Google can only do so much
June 28, 2011 4 Comments
Google can only tell us what it has already been told. It does that brilliantly but it cannot do complete justice to many subjects because so much of the information has not been captured. Sure we know facts that have been published and are digitally stored in archives or that are regularly updated in such vehicles as Wikipedia. But to really understand a particular subject, nothing can replace personal experience. Until the day that search engines/aggregators are able to read human memory, I think our common human database of information will contain only a representative sample of all that we’ve lived.
Do a Google on yourself. You might be surprised at what you see. You probably forgot you clicked on Like or that you commented on that article you read in an online newspaper, or that you were a speaker listed on the agenda of a long-forgotten corporate event. Do the collected links tell the whole story of you? Of course not. Just as TV and other two-dimensional media cannot fully portray to the viewer the exquisite proportional accuracy of the statue of David, neither can a search engine find and present to the viewer enough information to flesh out a human subject. Too much memory of that person’s deeds and life remain stored in the private realm, in the memories of the people with whom they lived and knew.
I thought of this recently when my sister informed me that Reno Bertoia had passed away. It’s almost a certainty that the name rings no bell for you. I knew him for the first 20 years of my life, first as the great guy with the young family who lived directly across the street, then as my hometown’s most famous former professional athlete (this was during a time when pro athletes lived like mere mortals), and finally as a very engaging history teacher during my high school years.
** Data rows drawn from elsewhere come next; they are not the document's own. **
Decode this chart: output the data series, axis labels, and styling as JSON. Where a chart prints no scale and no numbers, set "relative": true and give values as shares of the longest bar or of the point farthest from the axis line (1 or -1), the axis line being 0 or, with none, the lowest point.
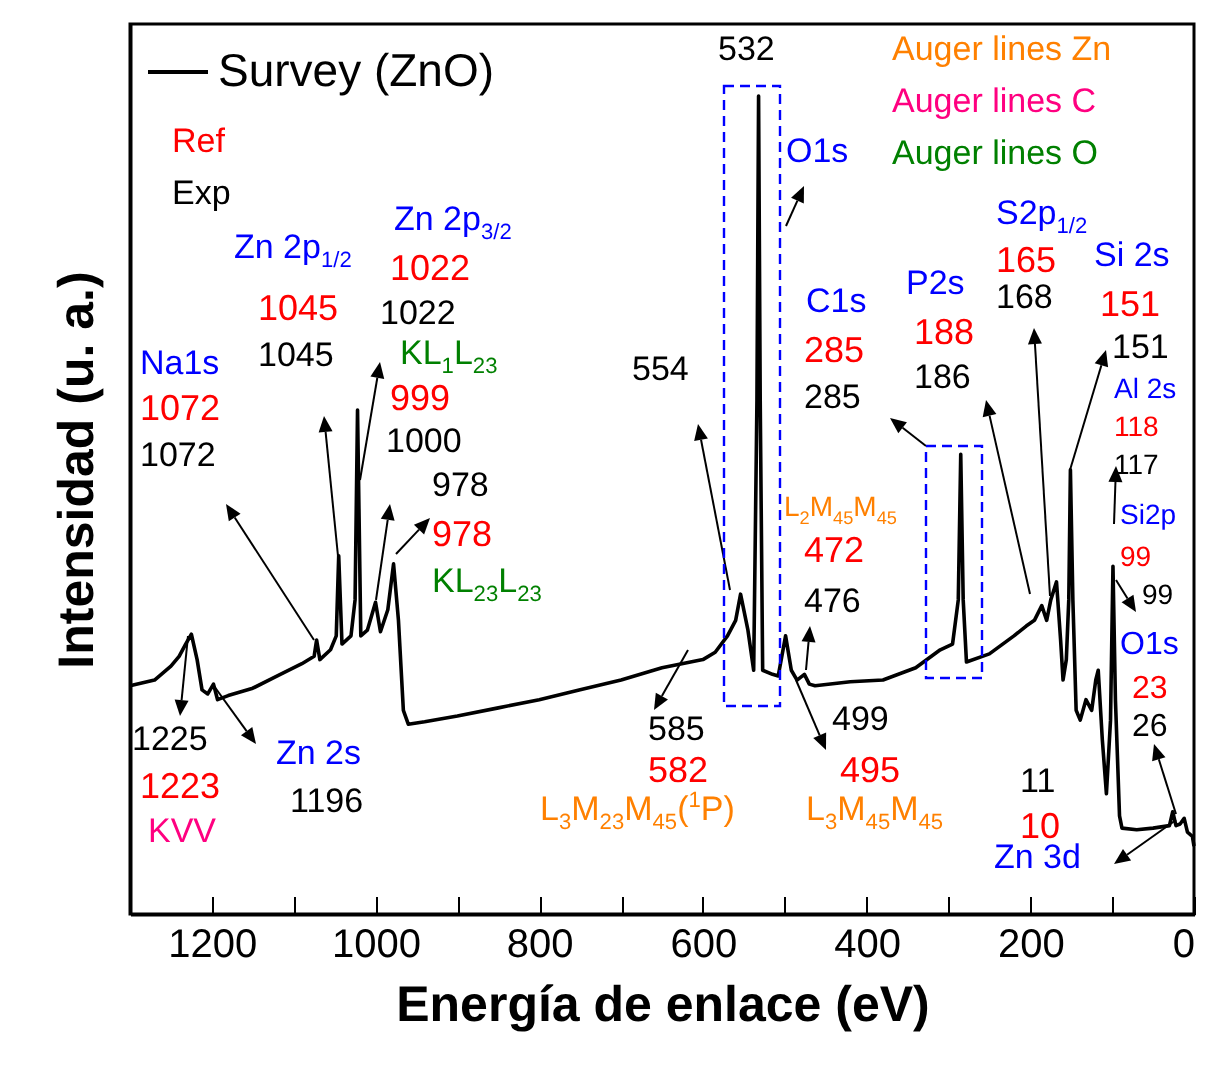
{
  "chart_data": {
    "type": "line",
    "relative": true,
    "xlabel": "Energía de enlace (eV)",
    "ylabel": "Intensidad (u. a.)",
    "xlim": [
      1300,
      0
    ],
    "xticks": [
      {
        "value": 1300,
        "label": null
      },
      1200,
      {
        "value": 1100,
        "label": null
      },
      1000,
      {
        "value": 900,
        "label": null
      },
      800,
      {
        "value": 700,
        "label": null
      },
      600,
      {
        "value": 500,
        "label": null
      },
      400,
      {
        "value": 300,
        "label": null
      },
      200,
      {
        "value": 100,
        "label": null
      },
      0
    ],
    "grid": false,
    "legend": "top left",
    "marker": "none",
    "line_style": "solid",
    "x": [
      1300,
      1270,
      1250,
      1240,
      1232,
      1225,
      1218,
      1212,
      1205,
      1198,
      1193,
      1180,
      1150,
      1120,
      1090,
      1075,
      1072,
      1068,
      1055,
      1048,
      1045,
      1041,
      1030,
      1025,
      1022,
      1018,
      1010,
      1000,
      994,
      985,
      978,
      972,
      966,
      960,
      940,
      900,
      850,
      800,
      750,
      700,
      650,
      600,
      585,
      570,
      560,
      554,
      545,
      538,
      534,
      532,
      530,
      527,
      515,
      508,
      499,
      492,
      485,
      476,
      470,
      463,
      420,
      380,
      340,
      310,
      295,
      288,
      285,
      282,
      278,
      250,
      220,
      205,
      195,
      186,
      180,
      175,
      168,
      163,
      160,
      156,
      153,
      151,
      148,
      144,
      139,
      132,
      125,
      120,
      117,
      112,
      107,
      102,
      99,
      96,
      91,
      88,
      70,
      50,
      30,
      26,
      22,
      17,
      12,
      8,
      2,
      0
    ],
    "series": [
      {
        "name": "Survey (ZnO)",
        "color": "#000000",
        "values": [
          0.279,
          0.286,
          0.303,
          0.315,
          0.33,
          0.342,
          0.311,
          0.274,
          0.269,
          0.281,
          0.262,
          0.267,
          0.276,
          0.291,
          0.306,
          0.315,
          0.335,
          0.311,
          0.323,
          0.34,
          0.438,
          0.33,
          0.34,
          0.384,
          0.616,
          0.34,
          0.347,
          0.381,
          0.345,
          0.372,
          0.428,
          0.359,
          0.249,
          0.232,
          0.235,
          0.242,
          0.252,
          0.262,
          0.274,
          0.286,
          0.301,
          0.311,
          0.32,
          0.34,
          0.359,
          0.391,
          0.347,
          0.298,
          0.628,
          1.0,
          0.628,
          0.298,
          0.293,
          0.291,
          0.34,
          0.298,
          0.286,
          0.293,
          0.281,
          0.279,
          0.284,
          0.286,
          0.301,
          0.323,
          0.33,
          0.384,
          0.562,
          0.384,
          0.308,
          0.318,
          0.34,
          0.352,
          0.359,
          0.377,
          0.359,
          0.384,
          0.406,
          0.335,
          0.286,
          0.311,
          0.384,
          0.543,
          0.384,
          0.249,
          0.237,
          0.262,
          0.249,
          0.286,
          0.298,
          0.213,
          0.147,
          0.237,
          0.425,
          0.262,
          0.12,
          0.105,
          0.103,
          0.105,
          0.108,
          0.125,
          0.108,
          0.11,
          0.117,
          0.1,
          0.095,
          0.083
        ]
      }
    ],
    "annotations": [
      "Ref",
      "Exp",
      "Auger lines Zn",
      "Auger lines C",
      "Auger lines O",
      "532",
      "O1s",
      "Zn 2p$_{1/2}$",
      "1045",
      "1045",
      "Zn 2p$_{3/2}$",
      "1022",
      "1022",
      "Na1s",
      "1072",
      "1072",
      "KL$_{1}$L$_{23}$",
      "999",
      "1000",
      "978",
      "978",
      "KL$_{23}$L$_{23}$",
      "554",
      "C1s",
      "285",
      "285",
      "P2s",
      "188",
      "186",
      "S2p$_{1/2}$",
      "165",
      "168",
      "Si 2s",
      "151",
      "151",
      "Al 2s",
      "118",
      "117",
      "Si2p",
      "99",
      "99",
      "O1s",
      "23",
      "26",
      "L$_{2}$M$_{45}$M$_{45}$",
      "472",
      "476",
      "585",
      "582",
      "L$_{3}$M$_{23}$M$_{45}$($^{1}$P)",
      "499",
      "495",
      "L$_{3}$M$_{45}$M$_{45}$",
      "11",
      "10",
      "Zn 3d",
      "1225",
      "1223",
      "KVV",
      "Zn 2s",
      "1196"
    ]
  }
}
If you were to click on that link I embedded above, and if you were to read all the information contained in all those links, you would not learn that Reno Bertoia gave a baseball bat and ball to two very young boys who lived across the street. You would also never find it written that those items were from the collection belonging to the Detroit Tiger baseball club, for whom Reno had played. You would also not read that Reno took them to Tiger Stadium to meet the ’68 World Series champions in the dressing room one hot summer day.
You may read about all this in the future though, since I wrote it down.